2014年10月6日月曜日

押しかけ時姫

 来島海斗が学校から帰ったら、家には見知らぬ女の子が待っていた。当人曰く、戦国時代のお姫様。来島家を家臣として抱える野々江の姫、その名も時姫であります。ぶらっと屋敷の門をくぐったら、どうしたことか時を超えて現代日本へとやってきてしまった。けれど、こんなこと、そうそう信じられるものじゃない、と思いきや、父も母も普通に受け入れていて、この時間を超えた時姫の家出騒動、ちゃんと文書として代々伝えられてきて、ついに自分の代で姫がきたかと。貧乏クジ引いたと、ああ、それほど物分りいいわけでもないんですね。

しかし、時姫、魅力的でありますよ。くよくよするところなく、しっかりしてるその気概は、やっぱり姫としてのそれなのでしょうか。
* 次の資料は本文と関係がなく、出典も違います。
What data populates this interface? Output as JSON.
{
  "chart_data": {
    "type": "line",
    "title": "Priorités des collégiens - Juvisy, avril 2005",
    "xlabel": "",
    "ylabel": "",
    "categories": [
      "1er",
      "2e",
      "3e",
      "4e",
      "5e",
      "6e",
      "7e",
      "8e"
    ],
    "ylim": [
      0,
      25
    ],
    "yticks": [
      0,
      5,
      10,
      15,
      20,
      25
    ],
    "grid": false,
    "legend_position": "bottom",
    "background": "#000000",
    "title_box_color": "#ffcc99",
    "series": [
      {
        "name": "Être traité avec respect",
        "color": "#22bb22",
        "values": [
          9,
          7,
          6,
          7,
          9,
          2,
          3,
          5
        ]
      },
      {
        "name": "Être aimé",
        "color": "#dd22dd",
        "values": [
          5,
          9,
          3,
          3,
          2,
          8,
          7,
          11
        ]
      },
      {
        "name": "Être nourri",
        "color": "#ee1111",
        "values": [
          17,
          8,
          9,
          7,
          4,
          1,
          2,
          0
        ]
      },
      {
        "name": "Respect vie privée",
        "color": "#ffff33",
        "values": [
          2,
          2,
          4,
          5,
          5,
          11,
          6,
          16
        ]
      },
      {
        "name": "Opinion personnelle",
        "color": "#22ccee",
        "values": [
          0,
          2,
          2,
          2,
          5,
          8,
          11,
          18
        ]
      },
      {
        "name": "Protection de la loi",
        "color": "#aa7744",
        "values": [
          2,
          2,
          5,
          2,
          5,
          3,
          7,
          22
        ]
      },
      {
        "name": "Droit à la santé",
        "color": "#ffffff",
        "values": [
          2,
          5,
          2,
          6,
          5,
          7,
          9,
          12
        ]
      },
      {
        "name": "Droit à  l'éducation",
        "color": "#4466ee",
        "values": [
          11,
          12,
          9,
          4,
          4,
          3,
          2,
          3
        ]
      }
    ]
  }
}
親から離れて暮らすことも、人質として嫁いだ従姉妹にくらべれば遙かにマシと、その自らの境遇、自身のありように対するシビアな視点とかね、ああ、13歳の娘であるけれど、単純に子供としてはおられなかった、そんな時代の育ちを感じさせます。

弓の名手、そして健脚。気位の高さはまさしく姫様。けれどそんな時姫が海斗に懐いていて、素直にそうとはいわぬけど、大事な家臣、いやそれ以上なのかい? 外出の際には手を引かせ、折々に南蛮の菓子、アイスをねだる。海斗のそばに他の女の影を見れば、どうにもこうにも気に食わぬ。恋とかじゃないみたいなんですけどね。ちょっとこういうところは子供っぽいのかも知れない。素直な独占欲みたいなものがあるって感じられて、いやはや実に愛らしい。いや、ほんと、現代日本をエンジョイしてますよね。その溌剌としたところ、すごく魅力的な姫様であるんです。

いまいちわかってない、現代の風物に対する時姫の反応。なんでもかんでも南蛮で処理しちゃったりね、あと頑なに変えない自分のポリシー。足など人前にさらせるものか、はしたない。けれど下着は決してつけようとしない。カルチャーギャップでいいのかな? うん、いいんだと思う。茶道への反応とか笑っちゃいましたよ。ああ、確かにそうか、そうなのかも知れん。けど、戦国の世と今の日本。あまりにも風物からテクノロジーから違いすぎてるでしょう? だから、あんまりこちらの社会に慣れさせないようにしてる節もあって、そういうのを見てると、ああ、来島の家の人たちは、いずれくる姫との別れ、姫の帰っていく日のことを心にとどめているのだなと切なくなる。そしてまた、時姫もこの来島の家のものたちと別れ、野々江の家に帰らねばならないこと、自分の姫としての責を理解し、まっとうしようとしているところ。ああ、やっぱりこの子は、ただ子供らしく過ごしていればいい、そんな時代の子ではないのだと、しっかりと姫である自分を受け止めているのだと、その覚悟に触れて胸苦しくなる思いがするのですね。

それだけに、現代日本に暮らす時姫の無邪気にも見える振る舞い、それが貴重と思われて、ええ、姫は、単純に子供ではいられなかった時代から、まだ子供として過ごしていい時代へときて、その責務、重荷をしばしおろしているのですね。ええ、ええ、どんどん海斗に甘えるがいい。海斗にわがままいうがいい。海斗からしたら、面倒くさいしかなわない、そんな思いもするかも知れませんけどね、でも、彼が時姫のこと、よくよく大切に扱ってくれると嬉しいと思ってしまうのですよ。

  • 東屋めめ『押しかけ時姫』第1巻 (アクションコミックス) 東京:双葉社,2014年。